Na Straży
nr 2011/2

Pokarm żywota

By już nigdy nie łaknąć…

„Albowiem ciało moje jest prawdziwym pokarmem, a krew moja jest prawdziwym napojem. Kto spożywa ciało moje i pije krew moją, we mnie mieszka, a Ja w nim” – Jan 6:55-56 (BW).
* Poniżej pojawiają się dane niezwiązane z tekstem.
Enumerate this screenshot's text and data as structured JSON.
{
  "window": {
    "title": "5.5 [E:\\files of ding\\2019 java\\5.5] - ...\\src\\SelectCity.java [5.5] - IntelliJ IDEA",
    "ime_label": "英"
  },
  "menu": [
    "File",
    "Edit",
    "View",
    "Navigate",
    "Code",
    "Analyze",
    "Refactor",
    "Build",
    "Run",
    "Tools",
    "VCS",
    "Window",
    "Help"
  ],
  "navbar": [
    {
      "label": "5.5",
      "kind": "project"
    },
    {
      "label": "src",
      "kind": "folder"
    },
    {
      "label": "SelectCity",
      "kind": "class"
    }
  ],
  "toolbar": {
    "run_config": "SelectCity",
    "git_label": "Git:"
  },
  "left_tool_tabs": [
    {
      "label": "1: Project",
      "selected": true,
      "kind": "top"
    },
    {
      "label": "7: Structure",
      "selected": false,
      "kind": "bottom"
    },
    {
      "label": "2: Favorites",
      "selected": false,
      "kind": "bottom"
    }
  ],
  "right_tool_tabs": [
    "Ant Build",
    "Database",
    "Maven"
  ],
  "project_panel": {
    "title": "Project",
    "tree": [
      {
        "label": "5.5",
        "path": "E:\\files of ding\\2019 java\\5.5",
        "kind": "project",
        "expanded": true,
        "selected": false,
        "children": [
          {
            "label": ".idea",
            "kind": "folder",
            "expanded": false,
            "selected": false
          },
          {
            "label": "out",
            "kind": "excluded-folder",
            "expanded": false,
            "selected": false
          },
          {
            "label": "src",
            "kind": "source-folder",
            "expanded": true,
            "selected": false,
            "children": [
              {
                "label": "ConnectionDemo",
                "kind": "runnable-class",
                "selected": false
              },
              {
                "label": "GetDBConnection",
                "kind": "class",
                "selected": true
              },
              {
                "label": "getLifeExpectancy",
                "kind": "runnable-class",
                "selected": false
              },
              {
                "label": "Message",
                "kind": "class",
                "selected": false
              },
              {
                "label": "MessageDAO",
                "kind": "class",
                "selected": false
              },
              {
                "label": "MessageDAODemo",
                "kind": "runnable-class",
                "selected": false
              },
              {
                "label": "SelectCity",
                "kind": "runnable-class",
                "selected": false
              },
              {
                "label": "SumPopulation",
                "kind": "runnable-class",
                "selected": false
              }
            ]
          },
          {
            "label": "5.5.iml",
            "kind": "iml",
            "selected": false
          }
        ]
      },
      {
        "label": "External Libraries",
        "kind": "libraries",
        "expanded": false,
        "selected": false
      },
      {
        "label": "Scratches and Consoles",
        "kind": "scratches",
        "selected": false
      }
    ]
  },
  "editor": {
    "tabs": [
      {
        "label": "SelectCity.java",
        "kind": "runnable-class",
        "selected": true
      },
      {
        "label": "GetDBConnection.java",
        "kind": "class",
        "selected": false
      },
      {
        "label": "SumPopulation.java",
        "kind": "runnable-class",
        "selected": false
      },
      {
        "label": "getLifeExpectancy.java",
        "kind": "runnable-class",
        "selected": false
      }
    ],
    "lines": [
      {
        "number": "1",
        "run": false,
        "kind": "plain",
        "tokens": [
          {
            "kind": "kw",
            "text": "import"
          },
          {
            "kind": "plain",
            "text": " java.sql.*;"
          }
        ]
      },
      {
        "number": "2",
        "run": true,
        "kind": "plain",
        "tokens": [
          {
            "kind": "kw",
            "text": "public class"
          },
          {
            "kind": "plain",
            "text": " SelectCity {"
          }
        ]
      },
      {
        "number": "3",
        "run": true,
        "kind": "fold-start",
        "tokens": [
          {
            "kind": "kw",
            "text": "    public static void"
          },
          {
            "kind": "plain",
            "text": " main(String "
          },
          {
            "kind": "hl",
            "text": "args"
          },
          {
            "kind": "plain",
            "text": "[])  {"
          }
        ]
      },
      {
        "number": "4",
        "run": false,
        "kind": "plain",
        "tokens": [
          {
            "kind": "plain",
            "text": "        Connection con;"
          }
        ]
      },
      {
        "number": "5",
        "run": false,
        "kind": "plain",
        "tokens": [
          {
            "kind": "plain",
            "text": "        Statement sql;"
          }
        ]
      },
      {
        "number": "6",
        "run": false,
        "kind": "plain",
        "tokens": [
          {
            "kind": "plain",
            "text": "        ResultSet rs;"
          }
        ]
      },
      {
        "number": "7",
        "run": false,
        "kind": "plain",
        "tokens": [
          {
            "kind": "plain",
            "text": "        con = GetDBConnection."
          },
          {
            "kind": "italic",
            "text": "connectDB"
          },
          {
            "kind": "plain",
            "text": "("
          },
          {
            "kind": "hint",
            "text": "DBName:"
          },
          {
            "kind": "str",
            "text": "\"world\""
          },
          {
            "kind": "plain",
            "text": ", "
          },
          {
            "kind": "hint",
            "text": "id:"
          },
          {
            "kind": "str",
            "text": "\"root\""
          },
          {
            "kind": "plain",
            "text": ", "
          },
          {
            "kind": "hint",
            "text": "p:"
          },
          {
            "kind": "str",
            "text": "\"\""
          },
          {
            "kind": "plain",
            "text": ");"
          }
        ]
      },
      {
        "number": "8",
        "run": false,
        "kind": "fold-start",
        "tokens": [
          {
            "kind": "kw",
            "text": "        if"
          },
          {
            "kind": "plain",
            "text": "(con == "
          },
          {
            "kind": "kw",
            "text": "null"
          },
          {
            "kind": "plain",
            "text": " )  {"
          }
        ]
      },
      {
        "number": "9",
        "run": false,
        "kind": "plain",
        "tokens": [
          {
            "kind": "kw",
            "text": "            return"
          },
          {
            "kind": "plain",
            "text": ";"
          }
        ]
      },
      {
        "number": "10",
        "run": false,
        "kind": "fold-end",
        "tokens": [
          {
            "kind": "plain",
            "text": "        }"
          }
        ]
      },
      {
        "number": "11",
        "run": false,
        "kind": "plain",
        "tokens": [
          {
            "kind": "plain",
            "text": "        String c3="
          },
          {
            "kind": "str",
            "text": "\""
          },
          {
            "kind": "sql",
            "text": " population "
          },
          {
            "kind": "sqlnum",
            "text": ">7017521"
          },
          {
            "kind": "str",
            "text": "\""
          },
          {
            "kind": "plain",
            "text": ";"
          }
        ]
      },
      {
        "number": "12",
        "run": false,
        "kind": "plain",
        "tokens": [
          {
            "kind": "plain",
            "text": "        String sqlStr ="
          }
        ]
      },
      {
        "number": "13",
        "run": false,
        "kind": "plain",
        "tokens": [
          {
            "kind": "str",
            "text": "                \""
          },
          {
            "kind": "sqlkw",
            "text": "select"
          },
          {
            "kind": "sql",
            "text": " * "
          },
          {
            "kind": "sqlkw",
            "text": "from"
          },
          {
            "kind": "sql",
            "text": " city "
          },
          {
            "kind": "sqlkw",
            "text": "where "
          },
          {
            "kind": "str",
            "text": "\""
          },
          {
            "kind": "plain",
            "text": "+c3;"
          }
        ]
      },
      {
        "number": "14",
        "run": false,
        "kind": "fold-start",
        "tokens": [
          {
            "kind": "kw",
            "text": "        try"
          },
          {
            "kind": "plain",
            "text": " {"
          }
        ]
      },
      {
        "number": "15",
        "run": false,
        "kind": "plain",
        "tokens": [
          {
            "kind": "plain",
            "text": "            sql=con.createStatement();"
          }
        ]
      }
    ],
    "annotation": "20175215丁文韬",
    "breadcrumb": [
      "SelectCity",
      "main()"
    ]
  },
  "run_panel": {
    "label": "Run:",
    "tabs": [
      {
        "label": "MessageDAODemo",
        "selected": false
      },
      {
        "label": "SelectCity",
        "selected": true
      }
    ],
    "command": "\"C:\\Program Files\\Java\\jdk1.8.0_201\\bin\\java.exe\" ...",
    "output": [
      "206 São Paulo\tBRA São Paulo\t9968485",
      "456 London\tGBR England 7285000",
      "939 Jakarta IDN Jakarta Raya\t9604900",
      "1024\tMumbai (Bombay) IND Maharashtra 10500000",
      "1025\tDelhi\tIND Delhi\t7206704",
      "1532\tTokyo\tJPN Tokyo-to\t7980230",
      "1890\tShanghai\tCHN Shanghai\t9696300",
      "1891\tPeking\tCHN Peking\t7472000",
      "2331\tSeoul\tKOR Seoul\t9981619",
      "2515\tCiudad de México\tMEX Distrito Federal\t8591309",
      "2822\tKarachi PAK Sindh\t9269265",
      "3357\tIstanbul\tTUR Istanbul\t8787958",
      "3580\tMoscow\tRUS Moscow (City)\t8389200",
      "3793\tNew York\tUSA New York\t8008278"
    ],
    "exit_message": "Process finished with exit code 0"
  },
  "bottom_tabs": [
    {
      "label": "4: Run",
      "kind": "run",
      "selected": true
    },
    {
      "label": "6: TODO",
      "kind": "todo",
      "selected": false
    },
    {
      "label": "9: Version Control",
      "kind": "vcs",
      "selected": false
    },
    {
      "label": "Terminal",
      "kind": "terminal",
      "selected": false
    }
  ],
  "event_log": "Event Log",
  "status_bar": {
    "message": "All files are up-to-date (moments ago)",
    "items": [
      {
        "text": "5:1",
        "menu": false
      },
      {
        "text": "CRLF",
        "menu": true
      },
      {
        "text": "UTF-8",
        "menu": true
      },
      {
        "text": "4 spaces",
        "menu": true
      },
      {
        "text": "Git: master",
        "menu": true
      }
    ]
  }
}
Pierwszym pokarmem człowieka stworzonego na obraz Boży były rośliny i owoce nasienne w ogrodzie Eden. Ich różnorodność, smak i uroda były niewątpliwie wyjątkowe. Jednak nie z każdego drzewa wolno było człowiekowi jeść. Drzewo w środku ogrodu, mające owoce miłe dla oczu, dobre do jedzenia i godne pożądania, zostało dane dla doświadczenia człowieka. Kobieta, dana jako pomoc i towarzyszka dla mężczyzny, stała się narzędziem zwiedzenia i nieposłuszeństwa pierwszych ludzi. Skutki tego wydarzenia odczuwamy do dzisiaj, człowiek został oddalony od „drzewa życia”. Pokarm, który w wyniku przekleństwa człowiek obecnie pozyskuje w mozole i trudzie, nie jest pierwotnym Bożym pokarmem. Ziemia rodząca ciernie i osty oraz chleb jedzony w pocie czoła to droga człowieka, którą wcześniej lub później i tak kończy śmierć.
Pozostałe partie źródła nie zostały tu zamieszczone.